Large-scale maintenance at the Kok pumping station
Over the past few weeks, the Rivierenland District Water Board has been working hard on large-scale maintenance to the Kok pumping station in Kinderdijk. “We haven’t found any surprises.”
Built in 1995, the tell-tale pointed shape and glass roof that mark the basin pumping station make it a striking appearance among the buildings of Kinderdijk UNESCO World Heritage. Flanked by its Kinderdijk confrere, the J.U. Smit pumping station, the Kok installation plays a crucial part in the Alblasserwaard area’s water management. “This is where all the basins are discharged”, asserts Albert-Jan van As, maintenance team leader at Riverierenland Water Board. “Nearly all of the water from the entire Alblasserwaard region is expelled at this point.”

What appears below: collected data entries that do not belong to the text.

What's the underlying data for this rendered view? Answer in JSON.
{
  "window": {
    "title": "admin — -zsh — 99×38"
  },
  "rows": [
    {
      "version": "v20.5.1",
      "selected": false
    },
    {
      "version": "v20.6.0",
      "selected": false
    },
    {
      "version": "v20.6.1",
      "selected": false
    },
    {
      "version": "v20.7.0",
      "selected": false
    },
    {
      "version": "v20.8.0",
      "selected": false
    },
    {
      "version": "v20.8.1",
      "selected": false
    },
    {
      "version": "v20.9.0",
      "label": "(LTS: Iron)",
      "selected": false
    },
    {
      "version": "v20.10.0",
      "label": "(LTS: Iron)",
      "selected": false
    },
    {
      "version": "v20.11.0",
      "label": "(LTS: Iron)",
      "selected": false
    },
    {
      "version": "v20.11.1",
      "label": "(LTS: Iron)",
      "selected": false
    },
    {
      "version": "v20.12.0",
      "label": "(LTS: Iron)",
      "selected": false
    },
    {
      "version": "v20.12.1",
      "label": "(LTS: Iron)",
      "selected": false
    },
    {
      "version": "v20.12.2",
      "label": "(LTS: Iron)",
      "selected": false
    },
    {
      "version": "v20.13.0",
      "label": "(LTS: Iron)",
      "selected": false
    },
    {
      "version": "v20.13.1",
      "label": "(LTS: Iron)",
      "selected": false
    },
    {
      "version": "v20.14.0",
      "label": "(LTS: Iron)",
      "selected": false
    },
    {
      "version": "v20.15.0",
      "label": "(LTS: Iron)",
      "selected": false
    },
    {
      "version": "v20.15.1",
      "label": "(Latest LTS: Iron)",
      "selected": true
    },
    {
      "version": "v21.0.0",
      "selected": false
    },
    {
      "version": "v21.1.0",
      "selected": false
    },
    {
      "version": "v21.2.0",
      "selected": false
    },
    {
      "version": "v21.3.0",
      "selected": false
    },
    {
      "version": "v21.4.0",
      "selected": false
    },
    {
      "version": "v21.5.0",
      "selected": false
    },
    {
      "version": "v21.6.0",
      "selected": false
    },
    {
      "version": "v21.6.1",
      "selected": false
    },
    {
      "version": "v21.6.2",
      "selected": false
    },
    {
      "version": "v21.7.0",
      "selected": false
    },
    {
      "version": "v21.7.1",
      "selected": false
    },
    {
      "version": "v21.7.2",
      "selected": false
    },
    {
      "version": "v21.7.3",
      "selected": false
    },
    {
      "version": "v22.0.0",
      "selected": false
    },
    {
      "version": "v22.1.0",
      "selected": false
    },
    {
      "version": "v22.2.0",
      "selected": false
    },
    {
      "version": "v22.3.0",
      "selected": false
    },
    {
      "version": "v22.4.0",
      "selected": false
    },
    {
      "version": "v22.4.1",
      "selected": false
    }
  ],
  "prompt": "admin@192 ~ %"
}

During maintenance, its three giant Archimedean screws, each one measuring 4.5 metres across, get a well-deserved glimpse of sunlight after having been under cover for years. The noise-dampening concrete slabs that hide the screws from view when operational had to be removed. The Water Board experts just finished their careful inspection of a range of technical features, including the concrete encasing, the vices themselves, the bearings, and the milling channel. “We haven’t found any surprises so far”, Van As reports. According to Van As, the most recent round of full-scale maintenance performed on the Kok pumping station occurred almost ten years ago. Accordingly, the District Water Board decided it was high time for a thorough inspection in the run-up to the extensive new construction activities throughout the World Heritage site, and in light of the planned expansion of the capacity of the Elshout sluices – which pump out the water into the River Lek – set for the near future.

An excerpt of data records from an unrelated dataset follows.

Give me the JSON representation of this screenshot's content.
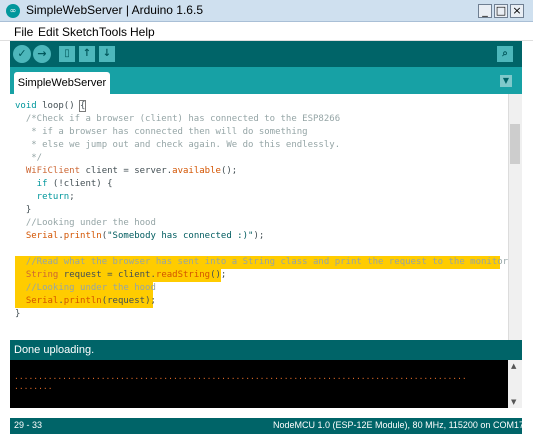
{
  "window": {
    "title": "SimpleWebServer | Arduino 1.6.5",
    "icon": "arduino-logo-icon",
    "controls": [
      "minimize",
      "maximize",
      "close"
    ]
  },
  "menu": {
    "file": "File",
    "edit": "Edit",
    "sketch": "Sketch",
    "tools": "Tools",
    "help": "Help"
  },
  "toolbar": {
    "icons": [
      "verify-icon",
      "upload-icon",
      "new-icon",
      "open-icon",
      "save-icon",
      "serial-monitor-icon"
    ]
  },
  "tabs": [
    {
      "label": "SimpleWebServer"
    }
  ],
  "editor": {
    "lines": [
      {
        "kw": "void",
        "name": " loop() ",
        "brace": "{"
      },
      {
        "text": "  /*Check if a browser (client) has connected to the ESP8266"
      },
      {
        "text": "   * if a browser has connected then will do something"
      },
      {
        "text": "   * else we jump out and check again. We do this endlessly."
      },
      {
        "text": "   */"
      },
      {
        "type": "  WiFiClient",
        "mid": " client = server.",
        "fn": "available",
        "end": "();"
      },
      {
        "kw": "    if",
        "rest": " (!client) {"
      },
      {
        "kw": "    return",
        "rest": ";"
      },
      {
        "text": "  }"
      },
      {
        "text": "  //Looking under the hood"
      },
      {
        "type": "  Serial",
        "mid": ".",
        "fn": "println",
        "open": "(",
        "str": "\"Somebody has connected :)\"",
        "end": ");"
      },
      {
        "text": ""
      },
      {
        "text": "  //Read what the browser has sent into a String class and print the request to the monitor"
      },
      {
        "type": "  String",
        "mid": " request = client.",
        "fn": "readString",
        "end": "();"
      },
      {
        "text": "  //Looking under the hood"
      },
      {
        "type": "  Serial",
        "mid": ".",
        "fn": "println",
        "end": "(request);"
      },
      {
        "text": "}"
      }
    ]
  },
  "status": {
    "message": "Done uploading."
  },
  "console": {
    "lines": [
      "..............................................................................................",
      "........"
    ]
  },
  "footer": {
    "line_range": "29 - 33",
    "board": "NodeMCU 1.0 (ESP-12E Module), 80 MHz, 115200 on COM17"
  },
  "colors": {
    "toolbar": "#006468",
    "tabstrip": "#17a1a5",
    "highlight": "#ffcc00",
    "keyword": "#00979c",
    "function": "#d35400",
    "comment": "#95a5a6",
    "console_text": "#e26c2a"
  }
}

The Kok pumping station was commissioned by the Alblasserwaard and Vijfheerenlanden District Water Control Board in 1995, replacing the old electric Wisboom pumping station that is presently used as the Kinderdijk visitors centre.
Operating at full capacity, the Kok pumping station is able to pump out a staggering 1.4 million litres of water per minute out of the Overwaard’s Lower Basin. The J.U. Smit pumping station, which mills the Lower Basin of the Nederwaard area, is capable of chucking out well over a million litres of water every sixty seconds. This means that in times of need, these twin powerhouses combined have the power to jettison a mind-boggling 2.4 million litres of water out of the Alblasserwaard every single minute.